I was in a local bookstore with my eldest and she saw the cover and immediately said, “I love this book! We read it in Nature Kindergarten last year. It was one of my favourites.” Of course, I picked it up and looked at it and thought, “Perfect.” Perfect because I was struggling with my almost 3 year old’s emotions and understanding them and she clearly was, too. I often lean on literature to help me decipher feelings or circumstances, especially when kids don’t seem to understand such complexities, themselves.
Helps to teach emotions and feelings
The traditional toddler/preschooler-level books geared at revealing the complexity of emotions weren’t cutting it with this kid: ‘happy’ and ‘sad’ were too simplistic and binary. By comparison, this book is calming and helped to build a new connection for herself and even others, creating space for empathy. There is something relatable for kids to connect how they’re feeling with an animal, I think. Makes sense with totems being such a long-lasting tradition and all.

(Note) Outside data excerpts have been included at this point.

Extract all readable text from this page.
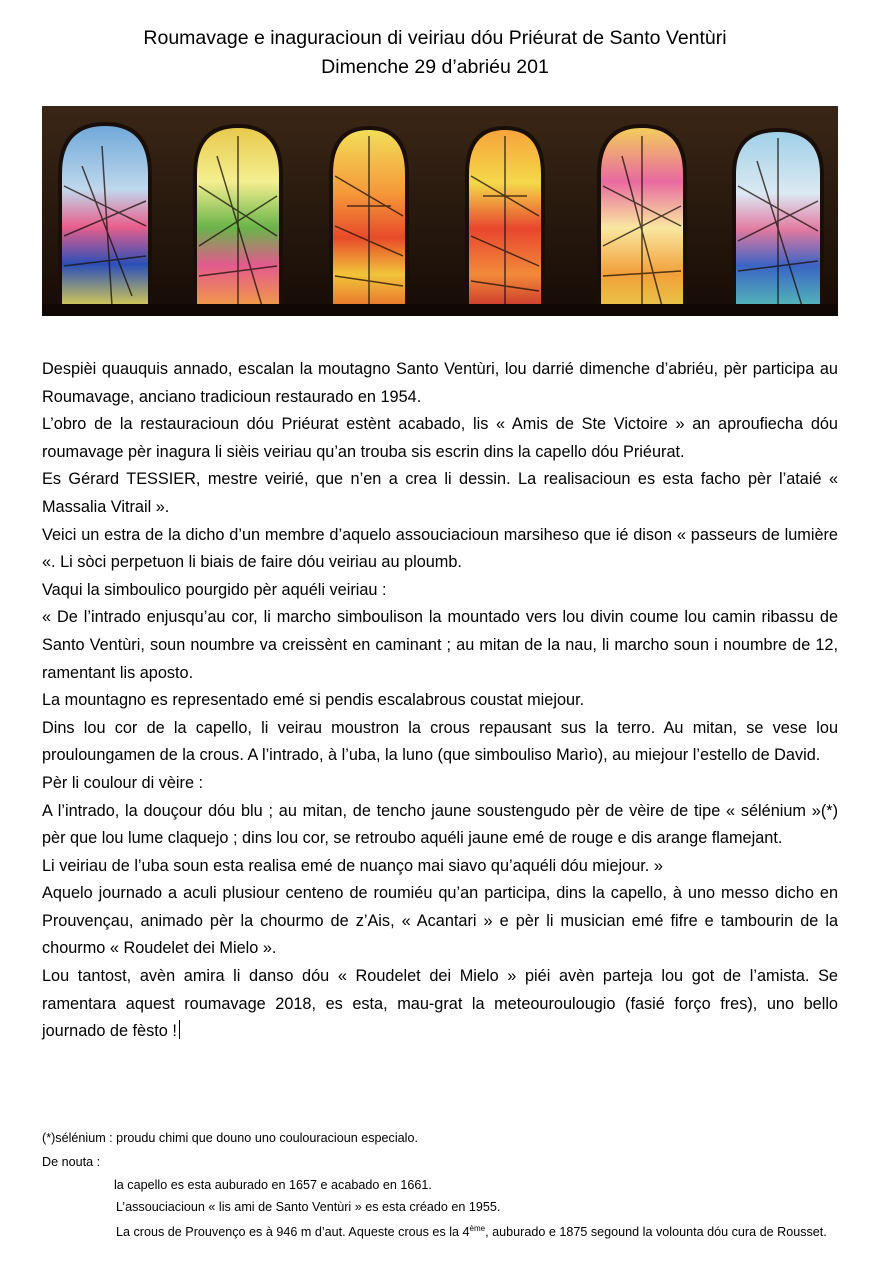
Roumavage e inaguracioun di veiriau dóu Priéurat de Santo Ventùri
Dimenche 29 d’abriéu 201

Despièi quauquis annado, escalan la moutagno Santo Ventùri, lou darrié dimenche d’abriéu, pèr participa au Roumavage, anciano tradicioun restaurado en 1954.

L’obro de la restauracioun dóu Priéurat estènt acabado, lis « Amis de Ste Victoire » an aproufiecha dóu roumavage pèr inagura li sièis veiriau qu’an trouba sis escrin dins la capello dóu Priéurat.

Es Gérard TESSIER, mestre veirié, que n’en a crea li dessin. La realisacioun es esta facho pèr l’ataié « Massalia Vitrail ».

Veici un estra de la dicho d’un membre d’aquelo assouciacioun marsiheso que ié dison « passeurs de lumière «. Li sòci perpetuon li biais de faire dóu veiriau au ploumb.

Vaqui la simboulico pourgido pèr aquéli veiriau :

« De l’intrado enjusqu’au cor, li marcho simboulison la mountado vers lou divin coume lou camin ribassu de Santo Ventùri, soun noumbre va creissènt en caminant ; au mitan de la nau, li marcho soun i noumbre de 12, ramentant lis aposto.

La mountagno es representado emé si pendis escalabrous coustat miejour.

Dins lou cor de la capello, li veirau moustron la crous repausant sus la terro. Au mitan, se vese lou prouloungamen de la crous. A l’intrado, à l’uba, la luno (que simbouliso Marìo), au miejour l’estello de David.

Pèr li coulour di vèire :

A l’intrado, la douçour dóu blu ; au mitan, de tencho jaune soustengudo pèr de vèire de tipe « sélénium »(*) pèr que lou lume claquejo ; dins lou cor, se retroubo aquéli jaune emé de rouge e dis arange flamejant.

Li veiriau de l’uba soun esta realisa emé de nuanço mai siavo qu’aquéli dóu miejour. »

Aquelo journado a aculi plusiour centeno de roumiéu qu’an participa, dins la capello, à uno messo dicho en Prouvençau, animado pèr la chourmo de z’Ais, « Acantari » e pèr li musician emé fifre e tambourin de la chourmo « Roudelet dei Mielo ».

Lou tantost, avèn amira li danso dóu « Roudelet dei Mielo » piéi avèn parteja lou got de l’amista. Se ramentara aquest roumavage 2018, es esta, mau-grat la meteouroulougio (fasié forço fres), uno bello journado de fèsto !

(*)sélénium : proudu chimi que douno uno coulouracioun especialo.

De nouta :

la capello es esta auburado en 1657 e acabado en 1661.

L’assouciacioun « lis ami de Santo Ventùri » es esta créado en 1955.

La crous de Prouvenço es à 946 m d’aut. Aqueste crous es la 4ème, auburado e 1875 segound la volounta dóu cura de Rousset.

In her kindergarten program, my eldest daughter’s teacher extended this idea into an art and drama project with her class, having the kids decide who their ‘spirit animal’ was and creating a paper mâché mask of it. This facilitated a lot of talk about emotions and helped to build empathy for others, too.
The format of this book is simple and repetitive, but the language is not; Daniel uses fairly advanced vocabulary and references more complex emotions traits, for example “intuitive and discreet”. As such, this book can serve as a great read aloud, but also a good book for a beginner reader who is keen on trying a trickier (but familiar) read.
I highly recommend Sometimes I Feel Like a Fox, but Danielle Daniel. Recommended for ages 2 and up.